Mind Hacks has put us onto the SmartHand project – it is truly ambitious but if it works will be terrific for amputees (at least I think it will – one never does know what unexpected and unwanted things emerge when we are messing this seriously with the brain – but it looks GREAT).
Go here to the SmartHand website, here for Mind Hack’s post on it: Inhabiting a robot hand, and here for the BBC video on it: New robotic hand ‘can feel’. Good stuff.
The SmartHand Project
The overall scientific objective of the SmartHand project is to develop an intelligent artificial hand that looks and feels like a real hand. This is a challenging and visionary goal. However, recent development in the field and several converging scientific areas makes it possible to state that the perfect artificial hand is no longer a fantasy. SmartHand aims to integrate recent advances in nanobioscience, cognitive neuroscience and information technologies in order to develop such an intelligent artificial prosthetic hand with all basic features displayed by a real one.

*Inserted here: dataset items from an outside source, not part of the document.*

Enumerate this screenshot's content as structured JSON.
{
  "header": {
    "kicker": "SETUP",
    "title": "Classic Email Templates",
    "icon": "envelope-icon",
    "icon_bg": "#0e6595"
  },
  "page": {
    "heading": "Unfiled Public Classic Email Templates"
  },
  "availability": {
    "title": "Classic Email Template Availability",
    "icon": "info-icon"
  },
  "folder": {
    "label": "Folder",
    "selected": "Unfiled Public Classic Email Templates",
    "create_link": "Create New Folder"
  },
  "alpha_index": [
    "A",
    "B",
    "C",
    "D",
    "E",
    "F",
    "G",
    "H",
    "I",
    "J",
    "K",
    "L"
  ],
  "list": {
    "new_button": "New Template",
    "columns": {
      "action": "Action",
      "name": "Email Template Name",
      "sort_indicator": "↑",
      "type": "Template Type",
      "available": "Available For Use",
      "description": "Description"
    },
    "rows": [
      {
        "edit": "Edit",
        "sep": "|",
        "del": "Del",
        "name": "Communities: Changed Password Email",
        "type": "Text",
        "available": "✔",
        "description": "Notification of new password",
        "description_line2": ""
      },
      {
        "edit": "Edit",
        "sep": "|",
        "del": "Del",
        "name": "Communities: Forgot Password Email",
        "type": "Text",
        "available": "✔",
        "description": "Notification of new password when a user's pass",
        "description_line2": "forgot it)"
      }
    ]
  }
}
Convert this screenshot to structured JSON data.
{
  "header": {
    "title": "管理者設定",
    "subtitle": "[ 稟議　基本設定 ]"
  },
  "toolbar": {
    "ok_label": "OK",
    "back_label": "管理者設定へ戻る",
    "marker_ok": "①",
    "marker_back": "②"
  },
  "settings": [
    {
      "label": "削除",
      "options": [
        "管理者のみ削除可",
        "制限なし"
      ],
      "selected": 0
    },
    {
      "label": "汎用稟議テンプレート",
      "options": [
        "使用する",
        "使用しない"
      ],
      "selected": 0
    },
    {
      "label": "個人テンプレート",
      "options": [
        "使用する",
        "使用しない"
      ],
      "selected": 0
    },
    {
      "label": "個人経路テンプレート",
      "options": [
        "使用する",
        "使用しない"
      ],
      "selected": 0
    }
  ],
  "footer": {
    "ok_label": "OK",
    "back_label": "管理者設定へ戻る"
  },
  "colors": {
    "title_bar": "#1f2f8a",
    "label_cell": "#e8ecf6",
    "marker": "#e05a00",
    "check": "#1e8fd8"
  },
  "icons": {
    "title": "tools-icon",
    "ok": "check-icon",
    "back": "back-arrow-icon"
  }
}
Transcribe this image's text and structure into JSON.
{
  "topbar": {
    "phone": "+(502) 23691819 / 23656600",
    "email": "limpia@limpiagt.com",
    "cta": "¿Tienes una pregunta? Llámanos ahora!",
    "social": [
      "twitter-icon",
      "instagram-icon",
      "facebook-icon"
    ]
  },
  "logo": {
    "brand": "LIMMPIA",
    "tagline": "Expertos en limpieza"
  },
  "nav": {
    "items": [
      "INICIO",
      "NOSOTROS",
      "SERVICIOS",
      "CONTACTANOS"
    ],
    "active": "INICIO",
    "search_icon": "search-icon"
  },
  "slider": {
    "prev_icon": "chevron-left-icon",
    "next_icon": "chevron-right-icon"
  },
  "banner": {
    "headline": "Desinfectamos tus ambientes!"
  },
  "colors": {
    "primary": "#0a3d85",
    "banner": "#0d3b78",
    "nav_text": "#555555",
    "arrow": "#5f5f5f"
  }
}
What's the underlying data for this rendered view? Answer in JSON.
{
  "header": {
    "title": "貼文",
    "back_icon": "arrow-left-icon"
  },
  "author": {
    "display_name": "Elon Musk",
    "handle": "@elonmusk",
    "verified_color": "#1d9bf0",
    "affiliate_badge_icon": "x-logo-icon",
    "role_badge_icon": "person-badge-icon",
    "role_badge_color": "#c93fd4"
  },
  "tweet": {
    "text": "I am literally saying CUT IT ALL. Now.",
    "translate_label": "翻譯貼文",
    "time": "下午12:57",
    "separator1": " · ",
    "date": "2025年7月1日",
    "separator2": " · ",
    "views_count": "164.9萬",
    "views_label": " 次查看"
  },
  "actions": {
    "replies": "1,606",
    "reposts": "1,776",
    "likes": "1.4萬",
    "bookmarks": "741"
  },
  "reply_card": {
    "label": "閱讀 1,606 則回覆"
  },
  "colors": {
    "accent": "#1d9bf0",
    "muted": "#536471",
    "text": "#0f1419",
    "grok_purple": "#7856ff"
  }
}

The SmartHand project is divided into two major approaches, i.e. long- and short-term research efforts, respectively. In long-term, a highly advanced neural interface will be developed and different studies will be conducted to achieve a better knowledge in cognitive neuroscience, and thus also contribute to the field of nerve injuries in general. In short-term research efforts will target the development of a hand prosthesis system, namely the SmartHand, that directly could be used by hand amputees. This system will consist of a highly dexterous prosthetic hand controlled by the remaining muscles in the forearm stump. It will be equipped with artificial sensibility put into effect by artificial skin relaying sensation to a tactile display. A cognitive software training system will be developed to tune the SmartHand to the user and to train the subject. Furthermore, numerous qualitative and quantitative studies will be performed with amputees. Since the SmartHand project will take advantage from the outcomes of the previous major projects ( The Artificial Hand, CyberHand, and FreeHand ), it will substantially enhance functionality, controllability, and acceptability of hand prostheses and nerve injuries in general.